I'm not sure that you are going to find the answers on THR.
My sense is that every action that I take in my marriage is either strengthening or weakening my marriage. I don't much get into he power games of "Nobody can tell me what to do!" That just seems silly - but that's my marriage not yours. We talk through all major decisions, and the decision to carry/not carry would be a big one.
I would suggest that you sit and talk - if the issue is that important to you, then it might be worth having that conversation with the help of a marriage counselor. If you think that you can't afford a counselor, then talk with somone that's been through a divorce!
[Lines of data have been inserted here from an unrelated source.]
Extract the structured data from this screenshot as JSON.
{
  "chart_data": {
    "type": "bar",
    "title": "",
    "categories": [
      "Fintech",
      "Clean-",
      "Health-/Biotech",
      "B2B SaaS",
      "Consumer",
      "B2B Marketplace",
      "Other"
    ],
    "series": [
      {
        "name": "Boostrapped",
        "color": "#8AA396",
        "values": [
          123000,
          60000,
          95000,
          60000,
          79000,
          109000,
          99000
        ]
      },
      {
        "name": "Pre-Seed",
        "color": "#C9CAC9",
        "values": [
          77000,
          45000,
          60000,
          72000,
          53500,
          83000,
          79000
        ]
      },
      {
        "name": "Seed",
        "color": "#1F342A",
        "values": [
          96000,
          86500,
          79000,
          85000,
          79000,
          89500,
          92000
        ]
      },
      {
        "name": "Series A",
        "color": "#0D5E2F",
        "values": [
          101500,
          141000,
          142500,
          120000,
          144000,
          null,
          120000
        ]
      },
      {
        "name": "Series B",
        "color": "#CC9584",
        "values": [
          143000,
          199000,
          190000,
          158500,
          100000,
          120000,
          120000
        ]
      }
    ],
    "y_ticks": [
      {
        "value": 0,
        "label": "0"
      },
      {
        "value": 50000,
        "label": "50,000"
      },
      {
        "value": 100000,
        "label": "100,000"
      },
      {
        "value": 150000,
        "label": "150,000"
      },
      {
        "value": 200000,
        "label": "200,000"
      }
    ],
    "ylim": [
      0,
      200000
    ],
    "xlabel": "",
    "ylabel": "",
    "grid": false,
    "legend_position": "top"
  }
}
I think that for this to work, you would have to enter into this conversation with the open mind that you want her to have!
It could come to the point where you have to decide whether you want to carry more than you want to be married. That's obviously a very personal decision - go into it with your eyes open.
My wife is very anti. I do not carry, but I don't perceive any need to carry, so that's not an issue for us. I target shoot and reload - after a lot of discussion. I have taken my a nephew, a niece, my son and my daughter shooting. She does her best to understand why I like to shoot, and I am punctilious about safety around the home.
It would be very cool if she enjoyed shooting. But she's a Quaker - as was I when we got married. She it not likely to ever change her mind, and that's life. People are not a Chinese dinner - no substitutions allowed.
I took a very serious vow when we got married, promising "with the help of God, to be a faithful and loving husband to her, so long as we both shall live." To my mind, that vow was a recognition of a solemn commitment made with the blessing of G-d to work as hard as I could at building and maintaining that relationship. Even though I am no longer a Quaker, I am still bound by that vow, and grateful every day that G-d and that my wife have blessed me with the marriage I have.
You may need to think very hard about the kind of marriage you want, and understand the inflexibility on
any major issue may start you down a road you really don't want to go. Maybe you don't mind going down that road, and maybe you really don't want to go down that road. But one thing is very clear - you don't have any control over her inflexibility; you can only control your own.
I won't be offended if you don't want be be married the way that I am married. But I will let you know that I am very happy to be married the way that I am married.